Rien de surnaturel dans Macbeth, sinon le théâtre lui-même. Agitez quelques branches d’arbres et vous avez une forêt qui marche. Prenez un homme qui est né d’une femme morte en le mettant au monde et vous avez un homme qui n’est pas né d’une femme, puisqu’il est né d’une morte. Rien de surnaturel sinon le désir et la peur qui vous font des habits si grands qu’ils vous dépassent, et qui vous poussent vous-même à vous dépasser une fois que vous les avez revêtus. Et cette peur, toujours, de vos propres images, et cet enchaînement qui fait qu’un acte, une fois fait, entraîne le suivant, et qu’il n’y a aucune fin, ni à la peur, ni à l’acte lui-même.

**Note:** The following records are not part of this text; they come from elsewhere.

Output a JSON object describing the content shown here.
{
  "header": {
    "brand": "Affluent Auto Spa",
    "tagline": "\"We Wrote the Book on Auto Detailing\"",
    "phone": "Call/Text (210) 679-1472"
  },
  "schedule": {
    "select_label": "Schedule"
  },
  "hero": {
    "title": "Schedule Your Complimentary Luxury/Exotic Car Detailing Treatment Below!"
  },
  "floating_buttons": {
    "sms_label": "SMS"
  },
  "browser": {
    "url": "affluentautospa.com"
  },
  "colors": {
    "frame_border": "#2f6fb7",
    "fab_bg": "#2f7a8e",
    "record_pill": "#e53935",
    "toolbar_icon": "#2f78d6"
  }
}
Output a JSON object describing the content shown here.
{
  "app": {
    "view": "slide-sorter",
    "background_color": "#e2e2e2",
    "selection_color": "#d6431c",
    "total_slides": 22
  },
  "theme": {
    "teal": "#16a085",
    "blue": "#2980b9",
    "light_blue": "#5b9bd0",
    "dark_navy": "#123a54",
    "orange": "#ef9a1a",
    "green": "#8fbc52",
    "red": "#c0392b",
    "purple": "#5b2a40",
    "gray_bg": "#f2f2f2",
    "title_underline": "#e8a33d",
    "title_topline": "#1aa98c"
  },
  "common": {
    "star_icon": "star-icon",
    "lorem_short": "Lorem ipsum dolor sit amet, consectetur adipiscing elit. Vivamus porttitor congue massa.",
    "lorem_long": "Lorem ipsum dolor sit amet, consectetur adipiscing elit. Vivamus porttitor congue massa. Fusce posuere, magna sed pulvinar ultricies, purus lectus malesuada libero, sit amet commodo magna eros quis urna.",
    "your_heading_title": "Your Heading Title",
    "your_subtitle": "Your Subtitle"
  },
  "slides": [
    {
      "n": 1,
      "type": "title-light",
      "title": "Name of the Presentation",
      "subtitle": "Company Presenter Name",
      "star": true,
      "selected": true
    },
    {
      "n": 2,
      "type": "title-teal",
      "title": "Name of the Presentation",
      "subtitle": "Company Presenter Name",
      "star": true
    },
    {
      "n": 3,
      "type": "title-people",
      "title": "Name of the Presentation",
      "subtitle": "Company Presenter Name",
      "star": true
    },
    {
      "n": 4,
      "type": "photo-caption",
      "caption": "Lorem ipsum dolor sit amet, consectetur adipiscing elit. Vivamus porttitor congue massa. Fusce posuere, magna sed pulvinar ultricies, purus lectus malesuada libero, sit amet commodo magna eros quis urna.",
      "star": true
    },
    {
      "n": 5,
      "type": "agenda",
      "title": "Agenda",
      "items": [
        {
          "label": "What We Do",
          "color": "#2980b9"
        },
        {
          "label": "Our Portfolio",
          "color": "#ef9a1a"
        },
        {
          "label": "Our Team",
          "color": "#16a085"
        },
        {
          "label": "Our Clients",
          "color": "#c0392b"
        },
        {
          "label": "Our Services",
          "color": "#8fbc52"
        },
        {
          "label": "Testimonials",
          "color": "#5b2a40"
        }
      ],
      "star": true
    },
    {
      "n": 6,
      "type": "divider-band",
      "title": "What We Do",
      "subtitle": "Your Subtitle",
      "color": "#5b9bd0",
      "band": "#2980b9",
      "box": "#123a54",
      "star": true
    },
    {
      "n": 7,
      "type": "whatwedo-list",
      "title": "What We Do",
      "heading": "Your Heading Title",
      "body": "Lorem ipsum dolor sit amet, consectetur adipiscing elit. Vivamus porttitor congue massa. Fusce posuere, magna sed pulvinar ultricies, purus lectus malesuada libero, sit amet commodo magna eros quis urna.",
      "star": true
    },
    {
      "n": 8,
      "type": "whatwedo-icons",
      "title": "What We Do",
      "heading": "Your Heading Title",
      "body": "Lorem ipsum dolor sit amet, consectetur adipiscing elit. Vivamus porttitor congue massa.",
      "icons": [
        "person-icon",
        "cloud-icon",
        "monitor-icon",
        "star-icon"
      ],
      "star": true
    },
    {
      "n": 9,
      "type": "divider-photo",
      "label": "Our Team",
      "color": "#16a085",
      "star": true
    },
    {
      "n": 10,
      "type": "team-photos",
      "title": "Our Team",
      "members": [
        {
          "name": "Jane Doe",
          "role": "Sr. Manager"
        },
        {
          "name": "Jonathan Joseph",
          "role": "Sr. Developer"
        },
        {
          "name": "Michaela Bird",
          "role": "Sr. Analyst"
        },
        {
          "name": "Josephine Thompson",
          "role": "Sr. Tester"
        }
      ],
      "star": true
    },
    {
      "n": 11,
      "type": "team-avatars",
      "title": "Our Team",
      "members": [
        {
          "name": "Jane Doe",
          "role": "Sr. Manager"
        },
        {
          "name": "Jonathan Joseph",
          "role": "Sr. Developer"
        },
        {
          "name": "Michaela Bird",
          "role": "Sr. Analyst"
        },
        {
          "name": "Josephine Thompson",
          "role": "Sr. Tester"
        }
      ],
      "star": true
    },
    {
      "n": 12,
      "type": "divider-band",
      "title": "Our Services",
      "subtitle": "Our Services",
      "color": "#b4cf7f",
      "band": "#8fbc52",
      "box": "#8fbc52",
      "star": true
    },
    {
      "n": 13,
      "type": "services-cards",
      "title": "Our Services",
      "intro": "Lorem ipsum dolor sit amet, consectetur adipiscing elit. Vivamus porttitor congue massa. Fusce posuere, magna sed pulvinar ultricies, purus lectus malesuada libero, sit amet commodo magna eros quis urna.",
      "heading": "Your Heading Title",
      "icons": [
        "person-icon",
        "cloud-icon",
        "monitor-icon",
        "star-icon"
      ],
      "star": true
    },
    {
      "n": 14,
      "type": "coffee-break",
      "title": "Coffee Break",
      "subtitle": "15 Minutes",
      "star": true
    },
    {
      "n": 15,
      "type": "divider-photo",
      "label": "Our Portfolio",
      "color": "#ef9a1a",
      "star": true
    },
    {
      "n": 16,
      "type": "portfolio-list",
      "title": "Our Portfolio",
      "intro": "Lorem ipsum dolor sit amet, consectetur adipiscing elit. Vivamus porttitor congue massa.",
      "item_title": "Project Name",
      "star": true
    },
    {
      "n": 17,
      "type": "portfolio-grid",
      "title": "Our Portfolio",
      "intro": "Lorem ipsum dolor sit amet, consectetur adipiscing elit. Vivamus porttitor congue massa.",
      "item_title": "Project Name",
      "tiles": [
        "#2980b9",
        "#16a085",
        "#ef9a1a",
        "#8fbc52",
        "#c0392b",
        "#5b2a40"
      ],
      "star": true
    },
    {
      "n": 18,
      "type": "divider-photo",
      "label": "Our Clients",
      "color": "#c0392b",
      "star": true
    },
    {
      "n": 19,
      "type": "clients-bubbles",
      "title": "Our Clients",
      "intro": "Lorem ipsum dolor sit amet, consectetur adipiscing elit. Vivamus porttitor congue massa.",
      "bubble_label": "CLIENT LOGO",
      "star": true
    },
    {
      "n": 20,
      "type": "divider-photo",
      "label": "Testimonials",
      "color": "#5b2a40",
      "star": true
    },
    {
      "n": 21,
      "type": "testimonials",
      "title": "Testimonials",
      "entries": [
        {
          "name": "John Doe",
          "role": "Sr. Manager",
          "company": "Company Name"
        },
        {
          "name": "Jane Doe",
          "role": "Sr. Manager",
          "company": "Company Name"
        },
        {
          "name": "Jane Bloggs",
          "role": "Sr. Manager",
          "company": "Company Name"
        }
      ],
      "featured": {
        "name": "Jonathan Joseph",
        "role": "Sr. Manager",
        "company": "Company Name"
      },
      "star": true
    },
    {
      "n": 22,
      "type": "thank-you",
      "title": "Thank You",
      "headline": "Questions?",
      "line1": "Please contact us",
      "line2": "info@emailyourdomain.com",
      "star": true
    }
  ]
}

Macbeth est une pièce sur le théâtre, mais elle est le contraire d’Hamlet, qui construisait, sur l’estrade, son immortalité, sa vie en tant que homme de la chair et homme de la lettre. Le théâtre, dans Macbeth, il défait.
Un mot est répété, à chaque scène, quasiment à chaque page, le verbe faire, avec ses dérivés. Quand Macbeth tue Duncan, il ne dit qu’il l’a tué. Il dit : I done the deed. J’ai fait, littéralement, le fait – j’ai fait l’acte. Parce que, c’est ça, dans Macbeth, faire, – ça veut dire défaire. Les mots veulent dire leur contraire : le pur est l’impur, et l’impur est pur, – et le mot fair est, là encore, si proche du mot fear, – comme le pur est proche du mot peur.
La peur du pur, la peur de la beauté, et l’impossibilité de faire, dès lors que celui qui a fait, réellement, c’est Dieu. L’homme, lui, comme un histrion, s’agite sur les planches, il dit le conte de sa vie, un conte plein de bruit et fureur, le conte de son désir et de sa peur, le conte de ses propres abysses, – et ce conte, dit Shakespeare, [signifies] nothing. Oh non, il ne veut pas rien dire. Il fait signe, il fait sens, il représente, le Rien.